Le succès semble revenir. Ça te fait quoi
?
J.B. - Ça me fait plaisir de sentir que les gens s'intéressent au disque. Ce qui me dérange, c'est que cet intérêt passe par un acte commercial. Mais ce qui me touche vraiment finalement, c'est d'avoir épaté quelques amis car c'est le plus difficile. La reconnaissance des gens proches, des gens que j'aime, c'est pour moi très important. L'amitié est vraiment la trame de mon système. J'y trouve quelque chose de solide. Les filles qui ont partagé ma vie l'ont toujours su. Quand on prend Jeff, on prend aussi ses amis.
Tu fais cette année un doublé aux Francos
?
J.B. - Oui, d'abord le 19 juillet avec Marc Lavoine et Laurent Voulzy. Le spectacle reste très énergique mais il y a moins de chichi. Pas d'invité, pas d'artifice. Cette fois, je ne vais pas sortir un éléphant de mon chapeau. On va se concentrer sur la musique, l'énergie et l'émotion.

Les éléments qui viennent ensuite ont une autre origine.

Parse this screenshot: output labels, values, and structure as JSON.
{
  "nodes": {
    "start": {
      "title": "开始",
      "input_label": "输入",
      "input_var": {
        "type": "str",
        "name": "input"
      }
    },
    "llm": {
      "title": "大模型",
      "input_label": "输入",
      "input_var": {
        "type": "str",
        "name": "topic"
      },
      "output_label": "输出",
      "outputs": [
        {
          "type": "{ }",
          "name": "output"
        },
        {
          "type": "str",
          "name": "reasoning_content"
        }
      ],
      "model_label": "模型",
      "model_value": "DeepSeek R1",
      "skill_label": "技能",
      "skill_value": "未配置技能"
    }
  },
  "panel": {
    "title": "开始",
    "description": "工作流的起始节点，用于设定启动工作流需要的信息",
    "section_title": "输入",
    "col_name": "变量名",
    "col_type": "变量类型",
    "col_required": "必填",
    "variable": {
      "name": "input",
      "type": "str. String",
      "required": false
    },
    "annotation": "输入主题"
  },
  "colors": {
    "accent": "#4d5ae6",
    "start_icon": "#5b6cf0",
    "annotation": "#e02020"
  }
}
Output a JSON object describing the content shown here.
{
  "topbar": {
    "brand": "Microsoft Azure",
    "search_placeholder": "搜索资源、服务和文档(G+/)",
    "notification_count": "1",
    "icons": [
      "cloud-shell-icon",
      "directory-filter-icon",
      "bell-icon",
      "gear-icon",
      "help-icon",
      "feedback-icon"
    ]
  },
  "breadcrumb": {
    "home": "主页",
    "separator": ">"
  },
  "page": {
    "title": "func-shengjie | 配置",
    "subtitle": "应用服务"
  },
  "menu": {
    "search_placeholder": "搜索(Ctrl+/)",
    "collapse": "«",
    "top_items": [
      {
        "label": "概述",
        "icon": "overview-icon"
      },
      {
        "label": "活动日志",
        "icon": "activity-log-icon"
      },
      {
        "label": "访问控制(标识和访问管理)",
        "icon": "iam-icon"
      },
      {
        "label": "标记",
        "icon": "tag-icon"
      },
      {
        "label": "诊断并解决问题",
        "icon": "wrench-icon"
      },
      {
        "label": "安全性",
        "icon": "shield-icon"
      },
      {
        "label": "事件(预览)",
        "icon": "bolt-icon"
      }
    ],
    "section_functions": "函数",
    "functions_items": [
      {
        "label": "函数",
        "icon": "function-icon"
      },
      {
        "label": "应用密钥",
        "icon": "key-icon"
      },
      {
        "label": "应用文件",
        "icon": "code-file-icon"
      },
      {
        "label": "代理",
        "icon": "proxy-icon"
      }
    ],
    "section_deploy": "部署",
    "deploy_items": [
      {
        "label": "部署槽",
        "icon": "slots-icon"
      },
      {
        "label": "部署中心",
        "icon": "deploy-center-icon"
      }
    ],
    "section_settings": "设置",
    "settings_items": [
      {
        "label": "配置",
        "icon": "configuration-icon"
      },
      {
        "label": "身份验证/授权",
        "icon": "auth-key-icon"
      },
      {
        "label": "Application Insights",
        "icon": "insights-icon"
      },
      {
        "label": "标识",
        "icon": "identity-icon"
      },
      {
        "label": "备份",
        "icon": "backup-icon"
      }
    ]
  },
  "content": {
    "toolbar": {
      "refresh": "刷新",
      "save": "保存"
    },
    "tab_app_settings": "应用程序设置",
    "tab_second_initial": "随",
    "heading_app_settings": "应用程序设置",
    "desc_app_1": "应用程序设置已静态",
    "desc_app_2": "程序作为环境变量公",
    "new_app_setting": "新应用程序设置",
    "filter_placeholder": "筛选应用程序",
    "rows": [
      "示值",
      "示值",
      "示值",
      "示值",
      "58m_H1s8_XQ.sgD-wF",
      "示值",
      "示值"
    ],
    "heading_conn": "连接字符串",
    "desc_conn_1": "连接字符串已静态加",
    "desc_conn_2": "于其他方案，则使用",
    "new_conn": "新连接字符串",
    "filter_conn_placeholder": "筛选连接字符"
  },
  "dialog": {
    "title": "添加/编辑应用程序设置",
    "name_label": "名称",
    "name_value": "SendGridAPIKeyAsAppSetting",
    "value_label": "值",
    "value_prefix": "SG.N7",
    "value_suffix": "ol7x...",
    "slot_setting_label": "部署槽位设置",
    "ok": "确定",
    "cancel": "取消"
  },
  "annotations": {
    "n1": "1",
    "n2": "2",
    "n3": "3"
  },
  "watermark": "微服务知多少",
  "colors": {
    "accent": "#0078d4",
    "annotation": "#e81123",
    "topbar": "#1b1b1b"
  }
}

Et puis, il y a la soirée hommage à Pierre Rapsat.
J.B. - Oui, c'était un copain. Je voulais trouver une façon de rendre hommage qui ne soit pas pathétique. J'ai donc invité Karin Clercq à chanter Judy & Cie avec moi. J'espère que ce sera festif. Je sais qu'il y a le deuil. Mais pour moi, il faut danser dessus.